Help wanted signs, which became a frequent sight in restaurant and shop windows by the end of 2020, are still common fixtures throughout the nation. A recent article in the Wall Street Journal focused on the growing number of employers who are finding employees in migrant communities. The article highlighted the stories of several immigrants who came to the United States from Latin America after hearing about a high-paying job on social media. Some intend only to work in the United States for a few years, saving their earnings to invest in a new business enterprise in their home country upon their return. Anecdotal evidence shows that the wage gap between domestic workers and immigrants has narrowed. Employers are paying high wages and offering large money bonuses to anyone willing to work, and immigrants are currently keeping many U.S. businesses afloat.
These stories led to me to investigate some of the government databases typically used to track trends in employment and immigration. Do we see evidence of rising employment in service and construction industries? Do we see increasing immigration in the population counts?
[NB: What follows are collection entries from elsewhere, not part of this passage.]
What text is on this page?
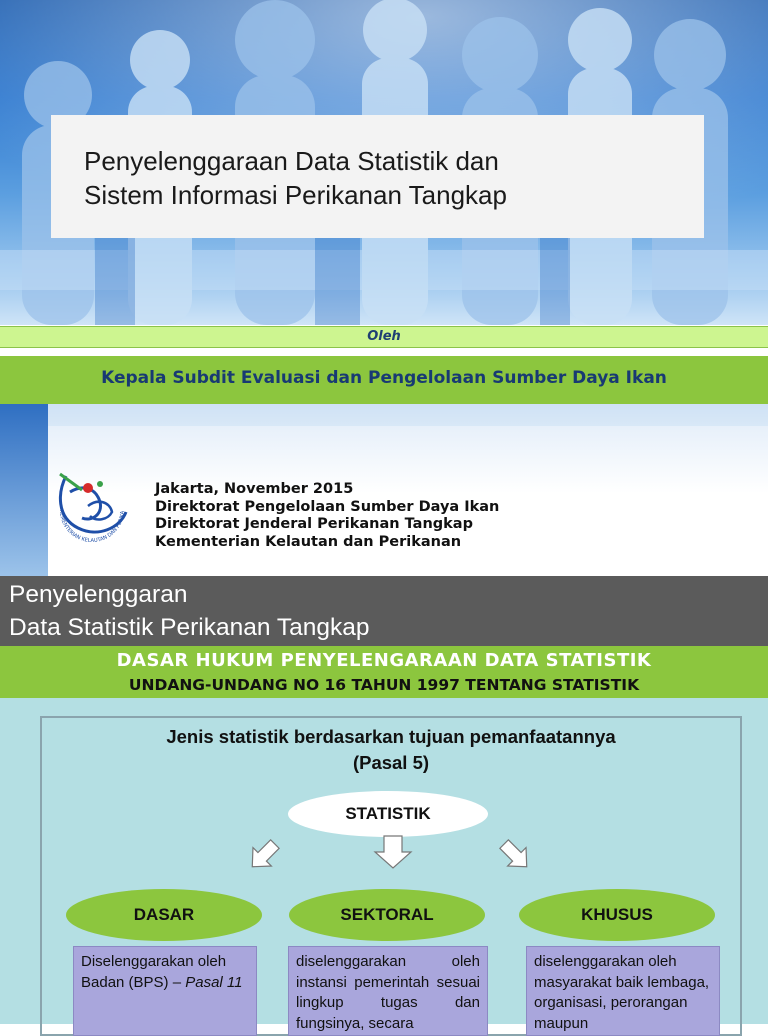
Penyelenggaraan Data Statistik dan
Sistem Informasi Perikanan Tangkap
Oleh
Kepala Subdit Evaluasi dan Pengelolaan Sumber Daya Ikan
KEMENTERIAN KELAUTAN DAN PERIKA
Jakarta, November 2015
Direktorat Pengelolaan Sumber Daya Ikan
Direktorat Jenderal Perikanan Tangkap
Kementerian Kelautan dan Perikanan
Penyelenggaran
Data Statistik Perikanan Tangkap
DASAR HUKUM PENYELENGARAAN DATA STATISTIK
UNDANG-UNDANG NO 16 TAHUN 1997 TENTANG STATISTIK
Jenis statistik berdasarkan tujuan pemanfaatannya
(Pasal 5)
STATISTIK
DASAR	SEKTORAL	KHUSUS
Diselenggarakan oleh Badan (BPS) – Pasal 11
diselenggarakan oleh instansi pemerintah sesuai lingkup tugas dan fungsinya, secara
diselenggarakan oleh masyarakat baik lembaga, organisasi, perorangan maupun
Figure 1 shows recent trends in the number of workers employed in construction, service industries, agriculture, and manufacturing. Data come from the Bureau of Labor Statistics. I selected only industries that traditionally hire large shares of immigrants with relatively little education. Employment in the service industry took a dive during the lockdowns 2020 but has grown steadily since. It is now similar to pre-pandemic levels, and employment in construction, agriculture, and manufacturing changed very little from 2018 to 2022.
(Data Source: Bureau of Labor Statistics)
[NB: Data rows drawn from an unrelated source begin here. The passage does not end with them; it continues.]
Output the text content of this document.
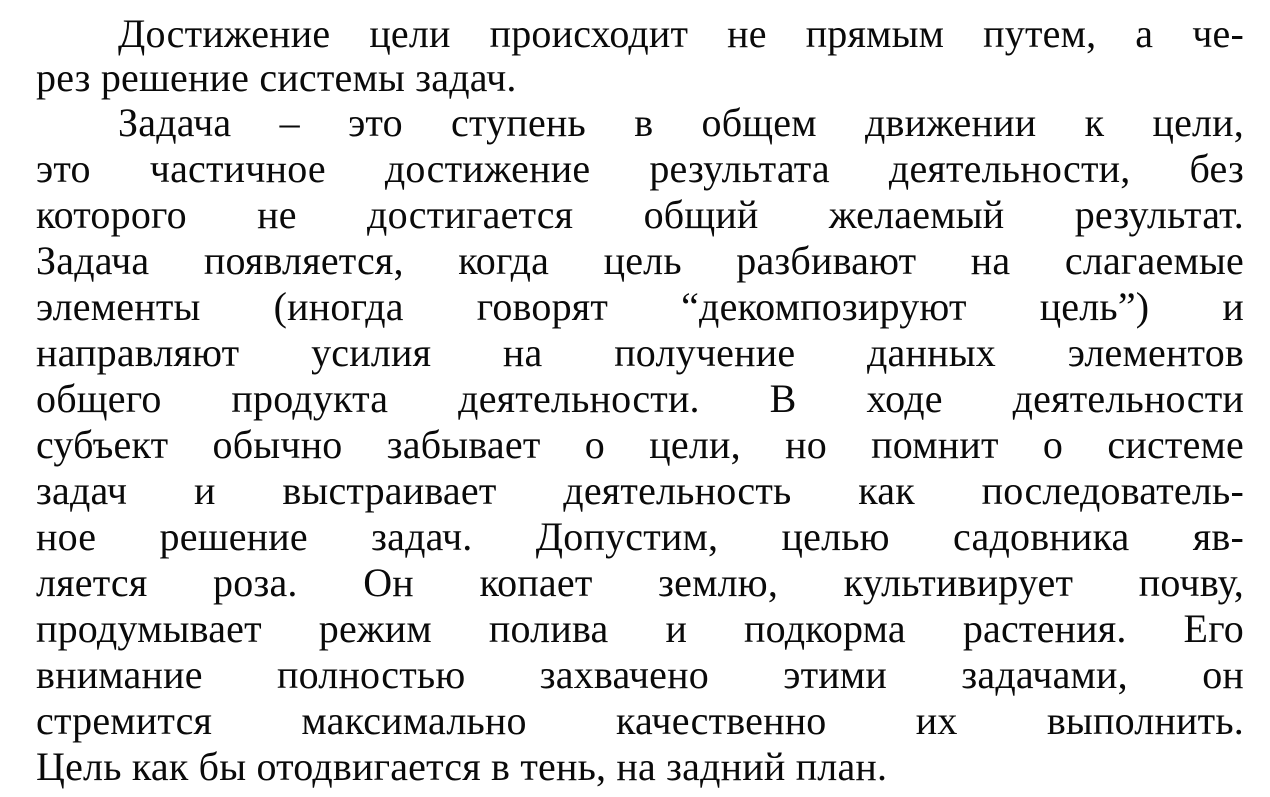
Достижение цели происходит не прямым путем, а че-
рез решение системы задач.
Задача – это ступень в общем движении к цели,
это частичное достижение результата деятельности, без
которого не достигается общий желаемый результат.
Задача появляется, когда цель разбивают на слагаемые
элементы (иногда говорят “декомпозируют цель”) и
направляют усилия на получение данных элементов
общего продукта деятельности. В ходе деятельности
субъект обычно забывает о цели, но помнит о системе
задач и выстраивает деятельность как последователь-
ное решение задач. Допустим, целью садовника яв-
ляется роза. Он копает землю, культивирует почву,
продумывает режим полива и подкорма растения. Его
внимание полностью захвачено этими задачами, он
стремится максимально качественно их выполнить.
Цель как бы отодвигается в тень, на задний план.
Why are employers having difficulty finding workers? The answer to this question is still somewhat elusive. Many workers quit their jobs in 2020 in what was coined the “great reassessment”. Workers are reassessing their career goals and work preferences. Workers might be choosier than they were before the pandemic, and apparently, they can afford to be. Although employment growth was sluggish in the latter half of 2022, the unemployment rate is currently only 3.4%, the lowest it has been in more than 53 years.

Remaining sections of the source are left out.